On Fri, 2005/03/25 (MST), <info(_at_)utel(_dot_)net> wrote:
there is a "detail" wich was not considered and I focus on: it is the
documentation of the language in which the text on wich the rules are to
apply. And also in which language the program is to be entered. No use
to have a P or Sieve language in ASCII for an Arabic, a Chinese, a
Russian, etc. e-mail exchange.
I do not know how Sieve addresses this, but if we go with P, I would argue
that P should use UTF-8 for encoding. Would using UTF-8 to write rules
address the above concern?
A language is documented by a langtag. I was among those who blocked the
second last call of the proposed RFC 3066 revamp and obtained a WG-ltru
to consider it. One of the major point of contension was the refusal of
the authors to consider the OPES requirements. Like Web Services, we
need to have a clearly defined language to filter.
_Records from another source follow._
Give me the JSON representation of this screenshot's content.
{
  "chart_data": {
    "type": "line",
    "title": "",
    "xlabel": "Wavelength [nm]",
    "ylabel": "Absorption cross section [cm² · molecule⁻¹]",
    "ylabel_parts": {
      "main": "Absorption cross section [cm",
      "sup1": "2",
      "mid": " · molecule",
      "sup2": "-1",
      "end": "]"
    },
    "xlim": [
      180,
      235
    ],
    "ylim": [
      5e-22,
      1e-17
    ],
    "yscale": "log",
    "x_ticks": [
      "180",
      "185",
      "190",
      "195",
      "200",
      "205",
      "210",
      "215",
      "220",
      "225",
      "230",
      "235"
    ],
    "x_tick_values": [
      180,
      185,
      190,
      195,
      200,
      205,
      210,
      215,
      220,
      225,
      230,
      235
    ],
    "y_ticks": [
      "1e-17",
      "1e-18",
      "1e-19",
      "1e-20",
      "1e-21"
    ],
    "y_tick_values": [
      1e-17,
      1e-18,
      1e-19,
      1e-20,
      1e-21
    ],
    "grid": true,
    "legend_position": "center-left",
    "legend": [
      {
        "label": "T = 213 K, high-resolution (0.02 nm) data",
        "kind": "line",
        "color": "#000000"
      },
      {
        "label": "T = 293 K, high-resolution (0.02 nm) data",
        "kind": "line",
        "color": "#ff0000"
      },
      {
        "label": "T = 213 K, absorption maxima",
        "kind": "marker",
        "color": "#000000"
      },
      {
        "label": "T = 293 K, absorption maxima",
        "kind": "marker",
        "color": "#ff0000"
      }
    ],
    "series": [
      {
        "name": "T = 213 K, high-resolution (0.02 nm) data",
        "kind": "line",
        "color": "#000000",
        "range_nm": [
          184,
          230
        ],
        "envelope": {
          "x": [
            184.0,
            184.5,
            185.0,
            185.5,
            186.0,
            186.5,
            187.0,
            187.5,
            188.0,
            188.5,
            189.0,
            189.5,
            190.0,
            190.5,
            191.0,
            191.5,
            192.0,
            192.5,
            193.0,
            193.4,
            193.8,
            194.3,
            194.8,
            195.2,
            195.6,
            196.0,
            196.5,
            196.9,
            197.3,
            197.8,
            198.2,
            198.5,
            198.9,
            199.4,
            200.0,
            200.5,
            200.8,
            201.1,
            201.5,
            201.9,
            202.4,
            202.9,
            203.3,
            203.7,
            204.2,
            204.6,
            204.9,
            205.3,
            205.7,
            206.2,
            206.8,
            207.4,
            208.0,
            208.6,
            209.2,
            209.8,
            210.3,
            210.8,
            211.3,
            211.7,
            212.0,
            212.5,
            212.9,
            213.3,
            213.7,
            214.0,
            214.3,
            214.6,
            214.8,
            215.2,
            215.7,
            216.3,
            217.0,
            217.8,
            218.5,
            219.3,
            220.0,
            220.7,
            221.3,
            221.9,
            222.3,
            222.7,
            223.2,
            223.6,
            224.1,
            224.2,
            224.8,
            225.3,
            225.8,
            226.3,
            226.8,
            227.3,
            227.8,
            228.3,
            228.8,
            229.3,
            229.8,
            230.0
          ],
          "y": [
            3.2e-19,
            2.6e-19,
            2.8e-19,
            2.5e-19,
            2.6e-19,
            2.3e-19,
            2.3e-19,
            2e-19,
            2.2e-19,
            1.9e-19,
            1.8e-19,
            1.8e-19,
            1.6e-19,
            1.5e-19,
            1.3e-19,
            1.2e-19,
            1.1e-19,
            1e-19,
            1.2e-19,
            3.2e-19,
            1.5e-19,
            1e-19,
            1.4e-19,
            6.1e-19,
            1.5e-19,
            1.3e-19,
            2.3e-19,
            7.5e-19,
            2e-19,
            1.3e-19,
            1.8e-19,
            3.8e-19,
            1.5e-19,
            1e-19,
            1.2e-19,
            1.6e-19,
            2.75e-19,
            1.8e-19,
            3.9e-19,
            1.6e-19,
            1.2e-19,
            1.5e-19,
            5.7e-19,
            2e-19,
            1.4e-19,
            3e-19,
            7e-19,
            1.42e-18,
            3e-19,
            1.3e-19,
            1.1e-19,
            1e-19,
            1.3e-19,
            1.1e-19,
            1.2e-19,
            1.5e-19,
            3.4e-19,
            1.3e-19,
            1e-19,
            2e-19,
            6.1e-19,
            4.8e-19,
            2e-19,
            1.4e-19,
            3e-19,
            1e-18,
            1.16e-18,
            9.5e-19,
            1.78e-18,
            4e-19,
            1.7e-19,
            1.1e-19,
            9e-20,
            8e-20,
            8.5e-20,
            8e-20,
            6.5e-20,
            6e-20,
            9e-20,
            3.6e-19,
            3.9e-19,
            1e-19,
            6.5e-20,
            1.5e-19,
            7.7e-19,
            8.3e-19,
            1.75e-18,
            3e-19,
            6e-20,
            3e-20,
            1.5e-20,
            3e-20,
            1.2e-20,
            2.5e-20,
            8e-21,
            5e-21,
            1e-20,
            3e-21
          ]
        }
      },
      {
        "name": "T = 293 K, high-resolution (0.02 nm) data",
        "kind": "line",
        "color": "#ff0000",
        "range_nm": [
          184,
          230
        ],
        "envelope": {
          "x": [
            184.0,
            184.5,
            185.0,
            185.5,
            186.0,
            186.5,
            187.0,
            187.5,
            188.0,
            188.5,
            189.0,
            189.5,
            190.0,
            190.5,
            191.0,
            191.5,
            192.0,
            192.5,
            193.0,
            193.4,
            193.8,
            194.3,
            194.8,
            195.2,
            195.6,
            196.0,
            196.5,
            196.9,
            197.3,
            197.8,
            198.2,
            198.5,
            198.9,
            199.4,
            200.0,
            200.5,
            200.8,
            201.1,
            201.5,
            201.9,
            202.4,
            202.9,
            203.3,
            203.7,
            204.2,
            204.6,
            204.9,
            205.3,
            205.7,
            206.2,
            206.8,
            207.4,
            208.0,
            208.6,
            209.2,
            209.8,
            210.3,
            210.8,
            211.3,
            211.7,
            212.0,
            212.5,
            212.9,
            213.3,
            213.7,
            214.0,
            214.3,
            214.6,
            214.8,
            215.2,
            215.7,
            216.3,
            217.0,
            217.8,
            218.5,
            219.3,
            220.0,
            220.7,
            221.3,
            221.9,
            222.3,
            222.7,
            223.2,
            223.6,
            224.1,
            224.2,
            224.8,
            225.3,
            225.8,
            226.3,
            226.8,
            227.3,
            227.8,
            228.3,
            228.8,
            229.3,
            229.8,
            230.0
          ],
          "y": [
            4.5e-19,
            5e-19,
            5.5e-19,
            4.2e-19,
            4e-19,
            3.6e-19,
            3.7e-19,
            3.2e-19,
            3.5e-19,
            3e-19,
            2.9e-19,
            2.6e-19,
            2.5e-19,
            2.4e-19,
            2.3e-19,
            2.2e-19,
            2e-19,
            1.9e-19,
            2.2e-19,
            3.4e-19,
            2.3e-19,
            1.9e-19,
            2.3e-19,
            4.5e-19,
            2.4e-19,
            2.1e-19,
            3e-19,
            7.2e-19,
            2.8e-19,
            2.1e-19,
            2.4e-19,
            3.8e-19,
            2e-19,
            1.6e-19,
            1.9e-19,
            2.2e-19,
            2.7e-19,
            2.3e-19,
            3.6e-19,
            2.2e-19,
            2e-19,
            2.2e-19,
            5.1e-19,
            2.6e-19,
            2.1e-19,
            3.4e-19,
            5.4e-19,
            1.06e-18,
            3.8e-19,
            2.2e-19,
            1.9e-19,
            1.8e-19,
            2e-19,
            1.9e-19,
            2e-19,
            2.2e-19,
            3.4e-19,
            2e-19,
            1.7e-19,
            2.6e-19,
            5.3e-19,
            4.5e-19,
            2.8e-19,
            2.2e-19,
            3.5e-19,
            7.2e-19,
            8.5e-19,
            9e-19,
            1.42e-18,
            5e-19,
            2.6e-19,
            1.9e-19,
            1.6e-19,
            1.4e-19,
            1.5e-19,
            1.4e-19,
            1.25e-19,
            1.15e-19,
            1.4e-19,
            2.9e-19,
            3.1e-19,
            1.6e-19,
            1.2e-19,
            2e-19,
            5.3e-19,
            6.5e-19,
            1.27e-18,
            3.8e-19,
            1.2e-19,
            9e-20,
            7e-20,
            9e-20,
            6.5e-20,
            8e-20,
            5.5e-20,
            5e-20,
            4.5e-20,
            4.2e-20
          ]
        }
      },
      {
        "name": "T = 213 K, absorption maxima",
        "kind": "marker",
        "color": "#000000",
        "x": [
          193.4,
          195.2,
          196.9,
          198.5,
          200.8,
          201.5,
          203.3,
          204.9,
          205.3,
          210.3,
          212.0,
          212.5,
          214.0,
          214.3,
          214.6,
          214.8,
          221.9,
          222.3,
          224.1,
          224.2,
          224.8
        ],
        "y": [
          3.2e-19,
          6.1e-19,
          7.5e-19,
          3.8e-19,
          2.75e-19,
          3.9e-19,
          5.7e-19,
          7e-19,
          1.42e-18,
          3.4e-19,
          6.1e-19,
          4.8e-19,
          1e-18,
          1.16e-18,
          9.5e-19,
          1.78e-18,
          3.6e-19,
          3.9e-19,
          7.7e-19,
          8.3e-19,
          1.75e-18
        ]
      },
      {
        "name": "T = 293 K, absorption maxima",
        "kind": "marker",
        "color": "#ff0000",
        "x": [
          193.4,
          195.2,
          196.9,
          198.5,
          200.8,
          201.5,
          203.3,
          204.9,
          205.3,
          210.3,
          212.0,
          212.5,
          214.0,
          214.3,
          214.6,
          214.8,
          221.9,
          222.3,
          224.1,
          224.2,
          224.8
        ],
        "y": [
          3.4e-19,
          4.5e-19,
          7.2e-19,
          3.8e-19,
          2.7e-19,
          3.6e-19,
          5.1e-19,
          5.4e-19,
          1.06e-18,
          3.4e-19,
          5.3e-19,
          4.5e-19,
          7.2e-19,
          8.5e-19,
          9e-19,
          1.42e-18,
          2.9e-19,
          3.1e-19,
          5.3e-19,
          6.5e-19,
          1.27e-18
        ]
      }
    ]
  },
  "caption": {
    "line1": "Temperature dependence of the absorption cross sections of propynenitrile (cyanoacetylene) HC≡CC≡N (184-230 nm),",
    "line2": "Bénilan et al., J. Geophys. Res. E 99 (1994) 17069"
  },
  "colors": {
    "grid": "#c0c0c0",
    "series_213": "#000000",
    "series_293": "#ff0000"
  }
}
This concerns both
the header (lingual name, subject, etc.) and the content. The author of
the Draft (W3C and Unicode) are interested in two main things as far as
I understand: documenting the language of the page for HTML and XML and
defining the language as part if the UNICODE CLDR effort to define all
the locales of all the OSes.
Are you talking about detecting the encoding and/or language of various
message parts? If yes, then I think the nobel efforts above are outside of
the rules language core. There should be a mechanism to check what
encoding/language is used, but how that information is stored in a message
[part] is pretty much irrelevant to the core of the rules language, right?
Thanks,
Alex.